The following question helps to expose the conceptual problem: Why is it divisive to focus on race-specific programs or talk about race? The stock explanation is that race does not matter. But even if race does not matter why is such an approach seen as divisive? The very intensity of racial feelings in our society belies the assertion that race does not matter. The energy and need for race not to matter to whites in and of itself suggests that race does indeed matter. There is an assumption that racially targeted programs create white resentment because there is a sense that whites that are playing by the rules are having things taken from them and given to undeserving non-whites who do not play by the same rules. This resentment is, apparently, not of the Jim Crow form. These whites are willing to accept any non-white that plays by the rules. What they object to is helping what they perceive as rule-breakers. This has more promise for racial fairness, but also turns out to be wanting.

Consider something issues such as fair housing, school integration, or reform of the criminal justice system. Why should these efforts be controversial and divisive? George Lipsitz suggests that what is being challenged is not a material zero-sum policy, but instead what he callsn the "possessive investment in whiteness." The need to keep the racial 'other' out of schools and neighborhoods and controlled by the criminal justice apparatus can only make sense if race does matter. What the overused resentment argument conceals is how concern for white resentment is employed to protect white prerogative and privilege. But why would whites vote for Obama and still insist that schools, neighborhoods, and other opportunities continue to be racialized? Are they racist or not? I will return to this question below.

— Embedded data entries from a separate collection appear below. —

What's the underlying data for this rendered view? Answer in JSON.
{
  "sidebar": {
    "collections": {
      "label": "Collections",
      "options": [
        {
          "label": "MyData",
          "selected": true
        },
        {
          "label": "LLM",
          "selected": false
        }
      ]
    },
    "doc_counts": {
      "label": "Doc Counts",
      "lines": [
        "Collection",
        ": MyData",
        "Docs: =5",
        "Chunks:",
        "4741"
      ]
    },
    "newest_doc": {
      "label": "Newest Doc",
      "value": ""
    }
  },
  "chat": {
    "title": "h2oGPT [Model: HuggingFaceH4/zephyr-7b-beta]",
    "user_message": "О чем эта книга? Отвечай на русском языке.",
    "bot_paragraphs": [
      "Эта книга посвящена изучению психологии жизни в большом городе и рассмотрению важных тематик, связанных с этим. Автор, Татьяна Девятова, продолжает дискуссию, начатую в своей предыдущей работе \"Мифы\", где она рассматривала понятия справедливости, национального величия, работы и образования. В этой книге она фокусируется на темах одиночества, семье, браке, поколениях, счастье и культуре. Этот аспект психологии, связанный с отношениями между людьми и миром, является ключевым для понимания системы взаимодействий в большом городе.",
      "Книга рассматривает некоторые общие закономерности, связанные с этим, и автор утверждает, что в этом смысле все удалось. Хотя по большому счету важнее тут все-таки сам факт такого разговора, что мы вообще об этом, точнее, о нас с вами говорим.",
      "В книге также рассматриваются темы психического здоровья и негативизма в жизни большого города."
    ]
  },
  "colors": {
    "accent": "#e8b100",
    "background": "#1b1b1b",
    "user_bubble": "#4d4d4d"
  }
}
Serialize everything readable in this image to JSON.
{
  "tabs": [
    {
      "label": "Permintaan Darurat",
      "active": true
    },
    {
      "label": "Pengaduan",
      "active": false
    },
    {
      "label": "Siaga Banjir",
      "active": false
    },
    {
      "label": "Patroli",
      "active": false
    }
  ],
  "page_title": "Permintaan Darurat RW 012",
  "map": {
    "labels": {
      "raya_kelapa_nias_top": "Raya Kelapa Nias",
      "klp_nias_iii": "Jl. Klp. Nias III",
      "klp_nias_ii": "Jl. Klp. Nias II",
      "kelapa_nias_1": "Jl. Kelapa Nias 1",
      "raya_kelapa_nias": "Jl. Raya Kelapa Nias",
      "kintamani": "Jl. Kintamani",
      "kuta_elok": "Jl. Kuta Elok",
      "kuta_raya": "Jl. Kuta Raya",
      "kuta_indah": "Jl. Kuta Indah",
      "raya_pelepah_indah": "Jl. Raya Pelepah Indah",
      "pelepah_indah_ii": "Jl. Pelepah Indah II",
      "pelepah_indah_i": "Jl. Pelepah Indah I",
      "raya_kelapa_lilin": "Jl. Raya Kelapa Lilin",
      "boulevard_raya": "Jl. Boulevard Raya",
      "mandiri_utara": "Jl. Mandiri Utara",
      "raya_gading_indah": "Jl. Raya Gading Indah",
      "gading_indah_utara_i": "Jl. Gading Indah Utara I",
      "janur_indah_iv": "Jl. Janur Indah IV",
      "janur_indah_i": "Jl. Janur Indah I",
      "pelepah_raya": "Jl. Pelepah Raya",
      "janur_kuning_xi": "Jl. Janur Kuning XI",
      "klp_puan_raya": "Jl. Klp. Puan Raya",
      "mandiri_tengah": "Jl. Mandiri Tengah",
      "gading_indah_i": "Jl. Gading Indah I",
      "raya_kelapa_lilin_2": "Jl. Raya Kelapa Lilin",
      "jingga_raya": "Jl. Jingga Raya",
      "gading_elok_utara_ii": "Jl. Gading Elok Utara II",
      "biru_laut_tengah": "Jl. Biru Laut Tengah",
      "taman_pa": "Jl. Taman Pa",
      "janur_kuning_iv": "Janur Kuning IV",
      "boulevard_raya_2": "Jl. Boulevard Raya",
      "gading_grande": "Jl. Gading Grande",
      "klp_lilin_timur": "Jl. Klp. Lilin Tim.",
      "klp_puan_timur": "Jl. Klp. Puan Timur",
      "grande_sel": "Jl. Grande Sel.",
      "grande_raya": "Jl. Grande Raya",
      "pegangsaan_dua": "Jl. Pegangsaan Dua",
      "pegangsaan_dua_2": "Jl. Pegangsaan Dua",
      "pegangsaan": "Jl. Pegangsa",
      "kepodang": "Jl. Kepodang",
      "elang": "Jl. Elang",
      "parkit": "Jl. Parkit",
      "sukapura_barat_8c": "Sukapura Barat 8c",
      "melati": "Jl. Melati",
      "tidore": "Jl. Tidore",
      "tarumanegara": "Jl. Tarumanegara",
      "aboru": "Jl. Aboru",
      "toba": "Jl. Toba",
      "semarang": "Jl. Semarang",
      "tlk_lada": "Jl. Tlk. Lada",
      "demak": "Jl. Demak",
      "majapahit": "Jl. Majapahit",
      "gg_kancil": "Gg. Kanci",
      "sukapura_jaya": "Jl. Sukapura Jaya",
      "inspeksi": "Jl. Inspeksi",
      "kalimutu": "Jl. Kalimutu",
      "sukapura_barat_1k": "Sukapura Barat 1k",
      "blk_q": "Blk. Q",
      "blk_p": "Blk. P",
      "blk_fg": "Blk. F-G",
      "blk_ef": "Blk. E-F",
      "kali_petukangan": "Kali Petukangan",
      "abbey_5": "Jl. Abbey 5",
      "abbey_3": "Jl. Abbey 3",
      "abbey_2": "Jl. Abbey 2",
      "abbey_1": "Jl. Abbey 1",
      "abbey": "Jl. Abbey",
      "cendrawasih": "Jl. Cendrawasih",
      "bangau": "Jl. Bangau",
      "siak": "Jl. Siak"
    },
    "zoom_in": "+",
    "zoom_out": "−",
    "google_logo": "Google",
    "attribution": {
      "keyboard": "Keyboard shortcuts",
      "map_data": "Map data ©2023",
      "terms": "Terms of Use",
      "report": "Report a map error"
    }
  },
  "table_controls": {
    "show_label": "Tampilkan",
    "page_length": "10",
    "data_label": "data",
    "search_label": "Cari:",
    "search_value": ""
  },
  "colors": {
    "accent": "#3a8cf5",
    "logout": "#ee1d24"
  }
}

There is also an empirical problem with the false universal approach as well. The empirical issue is not one of design or administration but outcome. What is it that we are trying to achieve in our universal efforts? There is no single answer to this question. Some are trying to achieve racial blindness; others are trying to achieve racial justice or fairness. While the two goals could work in tandem, in practice they are often in conflict. Dona and Charles Hamilton look at many efforts to use universal programs. They conclude that to the extent we are concerned with racial justice, for a number of reasons, virtually all of them fail to promote this outcome.39 Ira Katznelson looked at some of the most popular universal programs coming out of the New Deal and World War II and concluded that these programs by and large benefited whites disproportionately. While the programs may have still benefited non-whites, they often exacerbated the disparities between whites and non-whites. In many instances, universalism will not work to address the needs of marginalized racial and ethnic groups.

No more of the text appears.